Consider discussing your this metric with a healthcare provider if: values fall significantly outside normal range (below 5th or above 95th percentile), you've noticed substantial changes over time, values are associated with symptoms, or you have questions about health implications. Being at a percentile extreme doesn't automatically indicate problems—many healthy individuals naturally fall at distribution tails. Clinical significance depends on context, symptoms, and other health factors. Healthcare providers can offer personalized interpretation.

What explains ethnic variation in this metric?

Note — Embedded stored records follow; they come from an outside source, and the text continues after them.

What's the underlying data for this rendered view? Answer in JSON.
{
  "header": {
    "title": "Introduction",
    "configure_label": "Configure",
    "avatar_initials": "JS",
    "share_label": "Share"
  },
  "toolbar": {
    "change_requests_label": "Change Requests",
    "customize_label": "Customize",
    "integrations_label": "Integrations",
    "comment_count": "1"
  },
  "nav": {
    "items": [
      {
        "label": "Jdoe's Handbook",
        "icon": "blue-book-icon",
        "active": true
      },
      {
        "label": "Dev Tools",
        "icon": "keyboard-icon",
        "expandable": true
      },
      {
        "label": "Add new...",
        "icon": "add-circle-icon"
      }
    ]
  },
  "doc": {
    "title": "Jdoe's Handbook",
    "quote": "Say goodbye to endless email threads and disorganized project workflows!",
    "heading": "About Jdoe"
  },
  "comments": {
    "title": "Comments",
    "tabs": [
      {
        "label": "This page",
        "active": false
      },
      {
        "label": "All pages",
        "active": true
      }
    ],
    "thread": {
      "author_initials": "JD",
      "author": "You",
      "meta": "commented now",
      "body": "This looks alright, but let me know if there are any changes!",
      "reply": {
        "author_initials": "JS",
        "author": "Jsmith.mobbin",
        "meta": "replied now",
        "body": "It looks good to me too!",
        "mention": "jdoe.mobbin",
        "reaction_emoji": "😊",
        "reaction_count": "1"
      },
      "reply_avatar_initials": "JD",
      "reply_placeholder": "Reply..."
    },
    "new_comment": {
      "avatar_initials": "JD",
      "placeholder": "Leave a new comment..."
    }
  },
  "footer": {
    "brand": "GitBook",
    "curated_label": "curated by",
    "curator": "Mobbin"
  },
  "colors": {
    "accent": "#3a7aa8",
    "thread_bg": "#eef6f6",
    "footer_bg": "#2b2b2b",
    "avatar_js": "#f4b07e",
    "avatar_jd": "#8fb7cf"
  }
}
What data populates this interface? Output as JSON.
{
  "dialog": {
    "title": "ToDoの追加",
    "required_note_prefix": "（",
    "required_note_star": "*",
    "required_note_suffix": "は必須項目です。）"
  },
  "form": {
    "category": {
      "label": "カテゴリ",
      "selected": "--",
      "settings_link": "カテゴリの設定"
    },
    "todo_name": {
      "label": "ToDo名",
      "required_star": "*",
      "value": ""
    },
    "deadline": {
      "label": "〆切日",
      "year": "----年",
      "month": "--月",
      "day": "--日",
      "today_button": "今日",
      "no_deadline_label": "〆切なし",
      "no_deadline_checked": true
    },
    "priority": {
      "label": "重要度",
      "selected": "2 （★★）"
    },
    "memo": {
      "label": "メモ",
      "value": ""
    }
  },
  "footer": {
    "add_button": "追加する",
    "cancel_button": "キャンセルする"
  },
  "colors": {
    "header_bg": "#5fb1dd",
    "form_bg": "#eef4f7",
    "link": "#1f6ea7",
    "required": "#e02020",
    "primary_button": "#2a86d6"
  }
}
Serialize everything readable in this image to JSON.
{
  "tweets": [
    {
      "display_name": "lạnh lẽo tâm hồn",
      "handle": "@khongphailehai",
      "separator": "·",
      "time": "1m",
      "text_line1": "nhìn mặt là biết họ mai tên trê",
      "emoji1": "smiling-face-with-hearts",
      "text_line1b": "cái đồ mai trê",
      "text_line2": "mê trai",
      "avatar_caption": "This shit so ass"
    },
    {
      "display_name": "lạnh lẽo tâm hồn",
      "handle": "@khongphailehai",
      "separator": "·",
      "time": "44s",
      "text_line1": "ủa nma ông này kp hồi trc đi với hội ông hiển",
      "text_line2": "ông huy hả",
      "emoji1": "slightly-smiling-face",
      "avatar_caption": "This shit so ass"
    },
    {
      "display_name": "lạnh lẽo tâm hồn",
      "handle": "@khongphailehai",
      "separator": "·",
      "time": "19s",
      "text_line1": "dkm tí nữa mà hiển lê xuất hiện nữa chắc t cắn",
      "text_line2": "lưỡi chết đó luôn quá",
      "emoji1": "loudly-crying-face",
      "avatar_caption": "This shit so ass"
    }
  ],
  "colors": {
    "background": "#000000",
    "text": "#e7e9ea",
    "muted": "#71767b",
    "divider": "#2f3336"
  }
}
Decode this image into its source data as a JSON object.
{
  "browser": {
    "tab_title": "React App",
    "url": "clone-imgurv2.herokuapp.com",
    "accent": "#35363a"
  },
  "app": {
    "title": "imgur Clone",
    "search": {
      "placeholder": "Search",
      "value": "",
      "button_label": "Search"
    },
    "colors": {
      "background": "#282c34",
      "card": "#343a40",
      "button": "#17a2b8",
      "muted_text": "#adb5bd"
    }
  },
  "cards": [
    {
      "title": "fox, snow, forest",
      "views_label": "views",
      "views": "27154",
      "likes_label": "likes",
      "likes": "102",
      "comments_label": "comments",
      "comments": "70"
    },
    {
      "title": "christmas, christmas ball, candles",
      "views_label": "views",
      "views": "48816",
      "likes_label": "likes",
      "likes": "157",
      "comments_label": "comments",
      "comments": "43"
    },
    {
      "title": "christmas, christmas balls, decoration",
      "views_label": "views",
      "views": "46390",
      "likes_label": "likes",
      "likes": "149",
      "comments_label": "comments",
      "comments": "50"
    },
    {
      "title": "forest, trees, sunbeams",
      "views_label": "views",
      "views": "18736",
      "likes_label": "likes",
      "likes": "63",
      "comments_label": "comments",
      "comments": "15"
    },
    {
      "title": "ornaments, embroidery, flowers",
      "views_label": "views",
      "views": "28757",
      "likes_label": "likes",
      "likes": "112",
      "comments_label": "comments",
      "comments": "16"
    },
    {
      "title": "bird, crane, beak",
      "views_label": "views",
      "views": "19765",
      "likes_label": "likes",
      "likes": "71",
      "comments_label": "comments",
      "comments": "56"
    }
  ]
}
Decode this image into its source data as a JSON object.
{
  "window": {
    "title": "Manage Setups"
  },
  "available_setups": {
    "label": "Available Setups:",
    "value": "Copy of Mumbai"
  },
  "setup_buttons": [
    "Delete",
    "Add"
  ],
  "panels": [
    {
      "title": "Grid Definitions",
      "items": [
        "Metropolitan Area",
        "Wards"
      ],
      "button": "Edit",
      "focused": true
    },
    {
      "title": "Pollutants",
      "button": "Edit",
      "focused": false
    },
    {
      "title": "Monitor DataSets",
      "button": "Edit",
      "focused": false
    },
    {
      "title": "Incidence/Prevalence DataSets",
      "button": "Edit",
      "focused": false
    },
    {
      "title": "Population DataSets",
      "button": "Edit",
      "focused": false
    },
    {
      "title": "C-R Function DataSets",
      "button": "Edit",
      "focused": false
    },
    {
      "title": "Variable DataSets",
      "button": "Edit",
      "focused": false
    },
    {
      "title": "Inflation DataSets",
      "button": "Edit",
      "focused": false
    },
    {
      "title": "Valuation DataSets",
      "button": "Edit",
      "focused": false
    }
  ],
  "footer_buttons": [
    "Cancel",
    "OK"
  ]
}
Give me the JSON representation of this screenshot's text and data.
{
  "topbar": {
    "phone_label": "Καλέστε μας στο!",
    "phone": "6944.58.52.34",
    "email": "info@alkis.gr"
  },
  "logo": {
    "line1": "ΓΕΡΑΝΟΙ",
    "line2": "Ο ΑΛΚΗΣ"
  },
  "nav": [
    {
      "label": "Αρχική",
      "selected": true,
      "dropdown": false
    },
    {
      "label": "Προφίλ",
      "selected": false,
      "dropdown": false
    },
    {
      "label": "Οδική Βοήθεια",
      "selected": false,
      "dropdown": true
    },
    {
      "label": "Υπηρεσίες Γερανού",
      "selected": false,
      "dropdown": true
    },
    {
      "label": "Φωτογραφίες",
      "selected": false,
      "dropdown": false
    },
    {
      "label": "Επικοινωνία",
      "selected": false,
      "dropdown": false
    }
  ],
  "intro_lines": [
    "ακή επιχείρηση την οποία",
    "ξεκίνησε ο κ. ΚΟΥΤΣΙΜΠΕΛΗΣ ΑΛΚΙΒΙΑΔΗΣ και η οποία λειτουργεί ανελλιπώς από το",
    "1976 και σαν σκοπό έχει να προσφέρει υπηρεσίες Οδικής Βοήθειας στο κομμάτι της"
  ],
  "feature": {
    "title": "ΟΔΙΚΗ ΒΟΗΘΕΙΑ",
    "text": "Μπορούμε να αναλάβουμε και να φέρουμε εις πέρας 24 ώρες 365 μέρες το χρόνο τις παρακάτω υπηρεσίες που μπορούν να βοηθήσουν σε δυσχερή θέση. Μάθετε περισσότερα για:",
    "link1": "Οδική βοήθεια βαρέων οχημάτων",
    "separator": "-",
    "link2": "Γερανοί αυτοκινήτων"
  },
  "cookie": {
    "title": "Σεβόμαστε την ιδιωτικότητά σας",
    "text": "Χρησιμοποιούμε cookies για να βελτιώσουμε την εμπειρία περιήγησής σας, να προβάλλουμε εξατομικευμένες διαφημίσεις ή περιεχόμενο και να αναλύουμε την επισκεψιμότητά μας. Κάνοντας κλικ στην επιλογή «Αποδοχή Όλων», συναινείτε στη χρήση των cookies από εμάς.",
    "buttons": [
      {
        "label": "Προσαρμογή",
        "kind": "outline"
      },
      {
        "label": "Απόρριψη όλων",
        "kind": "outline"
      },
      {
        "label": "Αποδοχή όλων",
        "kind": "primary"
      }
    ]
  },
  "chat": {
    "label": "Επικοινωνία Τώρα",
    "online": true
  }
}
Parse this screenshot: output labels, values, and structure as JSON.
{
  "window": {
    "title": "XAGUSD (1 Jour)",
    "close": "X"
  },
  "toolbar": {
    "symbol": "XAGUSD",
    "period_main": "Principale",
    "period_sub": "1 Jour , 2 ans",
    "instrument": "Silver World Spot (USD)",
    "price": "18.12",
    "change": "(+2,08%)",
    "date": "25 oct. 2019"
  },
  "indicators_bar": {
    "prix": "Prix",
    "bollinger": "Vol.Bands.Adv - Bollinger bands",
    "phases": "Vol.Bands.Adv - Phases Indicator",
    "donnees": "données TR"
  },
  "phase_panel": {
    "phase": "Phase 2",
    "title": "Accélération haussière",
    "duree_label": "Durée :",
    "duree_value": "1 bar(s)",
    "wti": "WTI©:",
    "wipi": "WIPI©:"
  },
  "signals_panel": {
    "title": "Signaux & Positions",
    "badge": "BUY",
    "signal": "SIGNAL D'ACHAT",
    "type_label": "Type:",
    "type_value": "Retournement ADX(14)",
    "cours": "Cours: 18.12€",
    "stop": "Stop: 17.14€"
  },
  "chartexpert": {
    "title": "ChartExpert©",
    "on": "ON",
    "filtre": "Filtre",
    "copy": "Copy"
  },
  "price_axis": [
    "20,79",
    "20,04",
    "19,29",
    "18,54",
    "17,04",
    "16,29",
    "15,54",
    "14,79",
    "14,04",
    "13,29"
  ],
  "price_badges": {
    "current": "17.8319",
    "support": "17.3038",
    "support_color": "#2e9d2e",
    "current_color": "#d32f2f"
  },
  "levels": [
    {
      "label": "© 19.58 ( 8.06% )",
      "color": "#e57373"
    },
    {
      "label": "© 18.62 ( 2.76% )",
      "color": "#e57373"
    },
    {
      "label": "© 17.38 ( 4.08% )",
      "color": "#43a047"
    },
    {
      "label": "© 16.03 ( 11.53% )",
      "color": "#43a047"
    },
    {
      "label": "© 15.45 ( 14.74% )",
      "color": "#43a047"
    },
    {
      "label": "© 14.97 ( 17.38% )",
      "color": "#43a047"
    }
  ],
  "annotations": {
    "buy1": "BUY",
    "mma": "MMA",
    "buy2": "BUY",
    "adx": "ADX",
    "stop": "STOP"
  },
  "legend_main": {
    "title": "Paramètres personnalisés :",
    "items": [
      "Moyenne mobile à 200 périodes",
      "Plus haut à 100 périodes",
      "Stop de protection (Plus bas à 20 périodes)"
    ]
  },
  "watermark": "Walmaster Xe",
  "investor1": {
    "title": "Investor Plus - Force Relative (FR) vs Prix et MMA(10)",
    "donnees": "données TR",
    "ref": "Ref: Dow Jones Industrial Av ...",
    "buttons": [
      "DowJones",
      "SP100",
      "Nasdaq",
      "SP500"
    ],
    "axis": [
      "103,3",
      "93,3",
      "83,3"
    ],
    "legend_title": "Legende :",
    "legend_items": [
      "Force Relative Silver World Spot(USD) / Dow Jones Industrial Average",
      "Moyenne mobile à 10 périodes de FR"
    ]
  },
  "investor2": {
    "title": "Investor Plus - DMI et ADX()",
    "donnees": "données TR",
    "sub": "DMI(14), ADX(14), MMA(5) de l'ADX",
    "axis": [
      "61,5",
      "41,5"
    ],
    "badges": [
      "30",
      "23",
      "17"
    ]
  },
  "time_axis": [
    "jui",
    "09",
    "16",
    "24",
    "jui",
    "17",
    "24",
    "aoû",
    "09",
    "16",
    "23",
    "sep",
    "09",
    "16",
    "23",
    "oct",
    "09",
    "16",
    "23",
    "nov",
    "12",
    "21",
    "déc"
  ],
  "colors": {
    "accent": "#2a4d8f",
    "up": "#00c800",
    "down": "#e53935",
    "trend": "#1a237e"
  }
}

this metric values differ across ethnic groups due to genetic, environmental, and lifestyle factors. All populations show characteristic patterns that reflect population-specific genetics, dietary traditions, activity patterns, and environmental influences. These differences are normal and expected—not indicators of better or worse health. Using All-specific reference data ensures your comparison reflects meaningful variation rather than expected population differences. This demographic specificity improves the accuracy and relevance of health assessment.